The House Finance Committee voted to report House Bill 2300, sending the measure to the full House after a 23-3 roll-call vote. The bill would authorize the Department of Revenue to require certain businesses with significant delinquent sales tax liabilities to use an authorized real-time sales-and-use tax remittance service.
Shannon Snell, the committee's senior research analyst, told members the requirement would apply to taxpayers meeting one of two criteria: a delinquent sales-tax balance greater than $5,000 with a lien in place, or three consecutive unfiled returns. Snell said the department would cover software costs for the first year; after that, the taxpayer would be responsible but could continue using the software voluntarily.
Chair Greiner said he supported moving the bill forward but asked the department and sponsor to place guardrails around implementation. "I just wanna be sure there's guardrails placed in the legislation for the playing community and for maybe some others," the chair said, noting concerns raised by the NFIB and by small, elderly and Amish proprietors who may lack computers.
Representative Gaydos urged a no vote, calling the proposal "sort of like a business ankle bracelet" and objecting to shifting software costs onto businesses after the initial year. "At this time, I would be a no because I think that there's just too many things that are wrong with it," Gaydos said.
Sponsor Representative Cepeda Freitas described discovering the software as a small business owner and said the tool helped her avoid mounting interest and penalties. "By the time I added up all the interest and penalty that I was charged by the Department of Revenue, I mean, I was owing I think I paid, like, over 40% of what I originally owed," Cepeda Freitas said, arguing the requirement would help delinquent businesses get back on track.

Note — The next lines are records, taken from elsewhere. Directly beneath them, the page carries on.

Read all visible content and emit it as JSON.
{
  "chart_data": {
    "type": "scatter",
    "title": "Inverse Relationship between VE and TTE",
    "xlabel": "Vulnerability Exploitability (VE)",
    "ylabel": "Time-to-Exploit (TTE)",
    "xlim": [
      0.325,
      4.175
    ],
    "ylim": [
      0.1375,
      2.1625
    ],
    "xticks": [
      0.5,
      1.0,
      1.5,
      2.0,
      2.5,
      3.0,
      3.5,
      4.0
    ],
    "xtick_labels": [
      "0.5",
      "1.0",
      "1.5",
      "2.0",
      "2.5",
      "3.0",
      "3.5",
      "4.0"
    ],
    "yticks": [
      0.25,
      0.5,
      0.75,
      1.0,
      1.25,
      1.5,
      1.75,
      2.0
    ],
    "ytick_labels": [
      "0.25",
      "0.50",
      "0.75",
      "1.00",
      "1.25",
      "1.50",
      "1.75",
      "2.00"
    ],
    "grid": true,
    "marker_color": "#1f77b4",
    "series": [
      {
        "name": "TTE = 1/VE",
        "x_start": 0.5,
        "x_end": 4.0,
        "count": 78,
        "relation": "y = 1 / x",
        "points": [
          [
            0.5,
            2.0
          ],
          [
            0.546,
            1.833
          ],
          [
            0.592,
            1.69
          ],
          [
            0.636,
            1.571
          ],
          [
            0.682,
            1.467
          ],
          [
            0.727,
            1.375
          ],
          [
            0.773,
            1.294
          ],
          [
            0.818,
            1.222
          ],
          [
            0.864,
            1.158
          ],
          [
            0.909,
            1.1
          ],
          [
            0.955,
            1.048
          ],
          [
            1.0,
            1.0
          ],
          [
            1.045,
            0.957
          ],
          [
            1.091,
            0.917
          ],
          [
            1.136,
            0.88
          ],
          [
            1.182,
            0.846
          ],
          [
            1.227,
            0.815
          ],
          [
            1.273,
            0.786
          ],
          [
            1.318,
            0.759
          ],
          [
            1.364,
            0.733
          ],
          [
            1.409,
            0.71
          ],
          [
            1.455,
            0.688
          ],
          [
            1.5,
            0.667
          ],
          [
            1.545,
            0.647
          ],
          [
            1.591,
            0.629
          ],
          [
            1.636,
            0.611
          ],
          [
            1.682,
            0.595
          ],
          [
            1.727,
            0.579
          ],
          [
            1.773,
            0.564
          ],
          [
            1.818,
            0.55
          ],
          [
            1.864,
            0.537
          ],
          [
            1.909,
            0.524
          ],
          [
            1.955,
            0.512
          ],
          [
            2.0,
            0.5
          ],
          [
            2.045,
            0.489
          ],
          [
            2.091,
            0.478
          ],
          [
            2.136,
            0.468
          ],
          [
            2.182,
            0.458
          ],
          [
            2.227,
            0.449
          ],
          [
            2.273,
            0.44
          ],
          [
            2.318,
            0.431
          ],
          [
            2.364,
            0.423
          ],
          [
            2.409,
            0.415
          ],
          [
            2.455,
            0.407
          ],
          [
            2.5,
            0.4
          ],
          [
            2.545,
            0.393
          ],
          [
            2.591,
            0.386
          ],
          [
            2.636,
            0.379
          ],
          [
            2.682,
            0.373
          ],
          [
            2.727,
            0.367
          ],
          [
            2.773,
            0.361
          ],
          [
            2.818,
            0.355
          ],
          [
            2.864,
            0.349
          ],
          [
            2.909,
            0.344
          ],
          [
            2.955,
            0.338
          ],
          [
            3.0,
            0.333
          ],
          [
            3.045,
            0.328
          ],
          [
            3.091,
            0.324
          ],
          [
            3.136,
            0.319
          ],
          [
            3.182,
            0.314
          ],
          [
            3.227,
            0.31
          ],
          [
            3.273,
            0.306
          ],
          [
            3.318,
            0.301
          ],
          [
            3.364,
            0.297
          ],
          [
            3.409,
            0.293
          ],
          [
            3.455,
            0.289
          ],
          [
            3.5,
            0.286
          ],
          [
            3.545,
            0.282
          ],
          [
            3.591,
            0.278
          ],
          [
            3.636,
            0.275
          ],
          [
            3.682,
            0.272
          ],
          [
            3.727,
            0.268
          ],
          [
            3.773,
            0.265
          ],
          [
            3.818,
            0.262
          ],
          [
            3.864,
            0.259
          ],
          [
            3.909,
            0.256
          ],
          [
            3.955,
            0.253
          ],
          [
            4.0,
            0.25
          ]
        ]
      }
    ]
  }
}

Committee members pressed for clarity that the bill grants the Department of Revenue authority to require the software but does not create a blanket statewide mandate that the department must apply in every delinquent case. The clerk clarified that the bill includes the statutory criteria and allows the department to consider circumstances—such as an elderly woodworker without a computer—when deciding whether to require software.
The committee called the bill up (printer's no. 3035) and, following the roll call, the clerk announced the results: yeas 23, nays 3. The bill was reported from the House Finance Committee.
What happens next: HB 2300 will be scheduled for consideration by the full House according to the chamber's calendar procedures; the committee record indicates members expect continued discussions with the Department of Revenue and stakeholders about implementation details and protections for small or nontraditional businesses.